A primeira ideia seria reconhecer a bondade da vida da sociedade, ao contrário do pessimismo moderno. A sociedade é dada, antes de ser constituída pelo nosso poder. Daí que vem a bondade, uma bondade que se mostra na criatura vivente, na associação familiar, onde se origina e se transmite a vida e as principais convicções. Neste nível elementar se funda a virtude cívica, a laboriosidade, o cuidado de si e dos outros, dos animais e das plantas. Antes do Estado, existe a Igreja e a família com instituições mais próximas da vida. Elas são mais eficazes na promoção da vida e dos meios económicos e morais do seu desenvolvimento. Um novo Contrato Social tem de inverter a ordem antiga e assentar na ideia de que, logicamente, antes do Estado, já existe vida, espiritualidade, moral, trabalho. Ao Estado não compete monopolizar a vida da sociedade, como tem sido, mas garantir a viabilidade da vida de todos.

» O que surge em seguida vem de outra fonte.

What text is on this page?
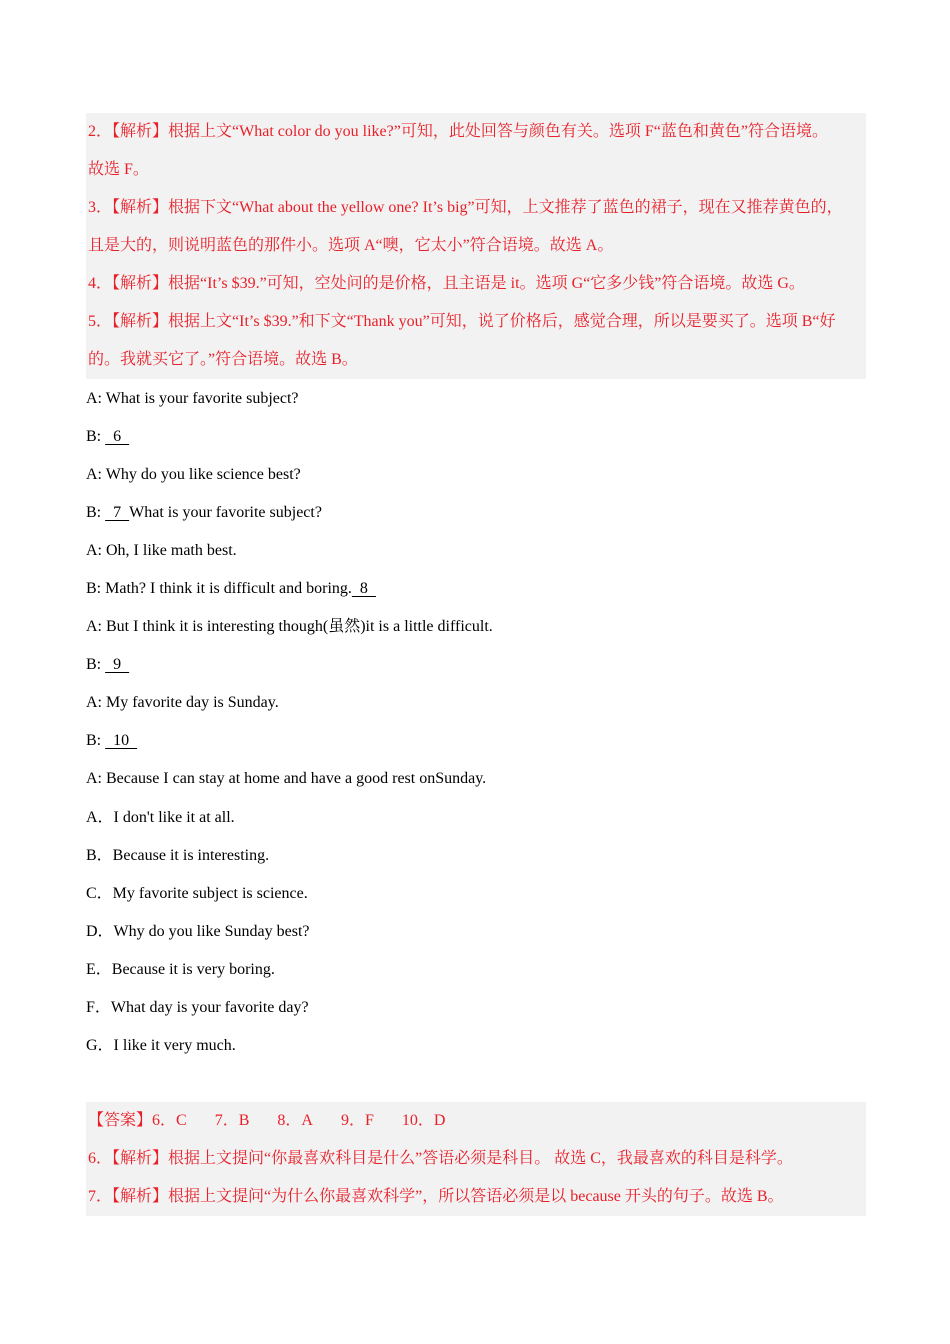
2．【解析】根据上文“What color do you like?”可知，此处回答与颜色有关。选项 F“蓝色和黄色”符合语境。
故选 F。
3．【解析】根据下文“What about the yellow one? It’s big”可知，上文推荐了蓝色的裙子，现在又推荐黄色的，
且是大的，则说明蓝色的那件小。选项 A“噢，它太小”符合语境。故选 A。
4．【解析】根据“It’s $39.”可知，空处问的是价格，且主语是 it。选项 G“它多少钱”符合语境。故选 G。
5．【解析】根据上文“It’s $39.”和下文“Thank you”可知，说了价格后，感觉合理，所以是要买了。选项 B“好
的。我就买它了。”符合语境。故选 B。
A: What is your favorite subject?
B:   6
A: Why do you like science best?
B:   7  What is your favorite subject?
A: Oh, I like math best.
B: Math? I think it is difficult and boring.  8
A: But I think it is interesting though(虽然)it is a little difficult.
B:   9
A: My favorite day is Sunday.
B:   10
A: Because I can stay at home and have a good rest onSunday.
A．I don't like it at all.
B．Because it is interesting.
C．My favorite subject is science.
D．Why do you like Sunday best?
E．Because it is very boring.
F．What day is your favorite day?
G．I like it very much.
【答案】6．C 7．B 8．A 9．F 10．D
6．【解析】根据上文提问“你最喜欢科目是什么”答语必须是科目。 故选 C，我最喜欢的科目是科学。
7．【解析】根据上文提问“为什么你最喜欢科学”，所以答语必须是以 because 开头的句子。故选 B。
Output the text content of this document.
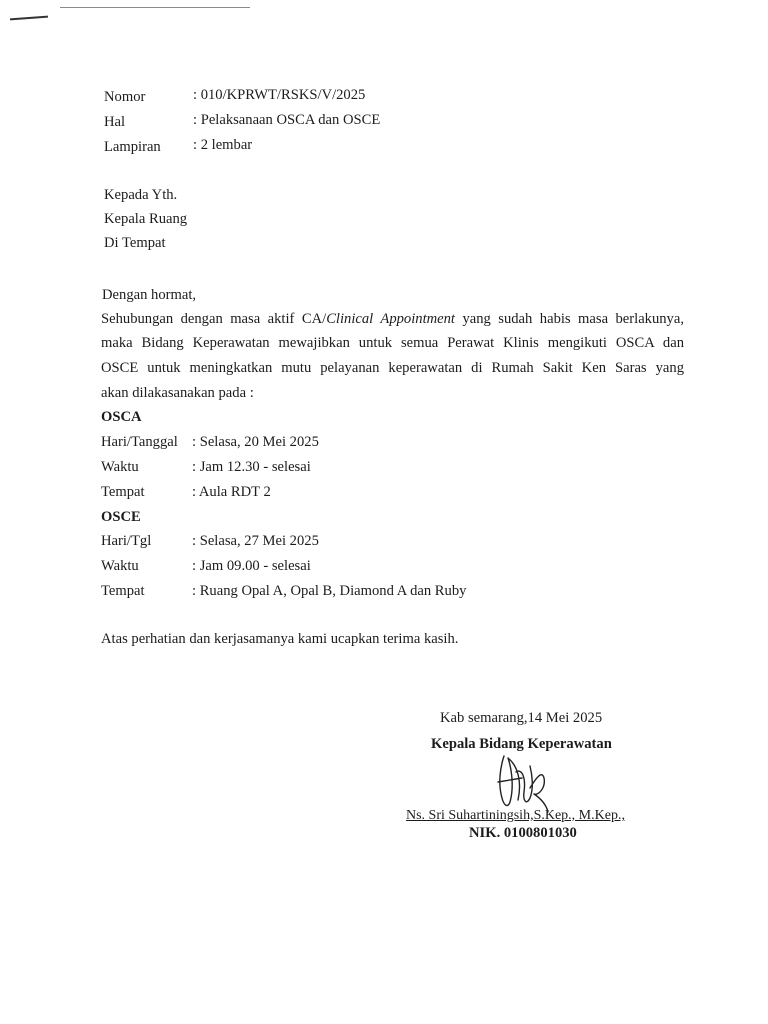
Nomor	: 010/KPRWT/RSKS/V/2025
Hal	: Pelaksanaan OSCA dan OSCE
Lampiran : 2 lembar
Kepada Yth.
Kepala Ruang
Di Tempat
Dengan hormat,
Sehubungan dengan masa aktif CA/Clinical Appointment yang sudah habis masa berlakunya,
maka Bidang Keperawatan mewajibkan untuk semua Perawat Klinis mengikuti OSCA dan
OSCE untuk meningkatkan mutu pelayanan keperawatan di Rumah Sakit Ken Saras yang
akan dilakasanakan pada :
OSCA
Hari/Tanggal : Selasa, 20 Mei 2025
Waktu	: Jam 12.30 - selesai
Tempat	: Aula RDT 2
OSCE
Hari/Tgl	: Selasa, 27 Mei 2025
Waktu	: Jam 09.00 - selesai
Tempat	: Ruang Opal A, Opal B, Diamond A dan Ruby
Atas perhatian dan kerjasamanya kami ucapkan terima kasih.
Kab semarang,14 Mei 2025
Kepala Bidang Keperawatan
Ns. Sri Suhartiningsih,S.Kep., M.Kep.,
NIK. 0100801030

A segunda ideia seria a reconciliação do produto do trabalho humano com o seu sujeito. Hoje, o produto do trabalho é administrado por estranhos, por uma burocracia opaca. Por isso, urge que o valor do trabalho seja atribuído ao seu sujeito e haja uma transferência das retenções para o salário das pessoas que produzem o valor. Em vez de aumentarmos as prestações sociais, urge aumentar os salários e deixar as pessoas administrar aquilo que lhes pertence, pois foram elas que produziram a riqueza. Deste modo, as pessoas por certo trabalhariam com mais gosto e seriam mais capazes de escapar à pobreza que atinge mesmo os que estão empregados.

Em terceiro lugar, o novo Contrato Social tem de ser muito menos ambicioso quanto à sua justificação ideológica, pois não compete ao Estado saber o que bem para os seus cidadãos, no que se refere a convicções espirituais e morais. Isto é muito importante no que se refere à educação e à saúde que gastam imenso dinheiro para pôr no terreno ideias que estão longe de ser justificadas eticamente e mesmo partilhadas pela maioria.

Poderíamos ir muito mais longe. O que fica dito tem a finalidade de abrir horizontes para a resolução dos problemas ingentes com que estamos confrontados e que estamos a tentar em vão resolver, se não formos capazes de abrir o horizonte do nosso espírito a um espaço mais amplo.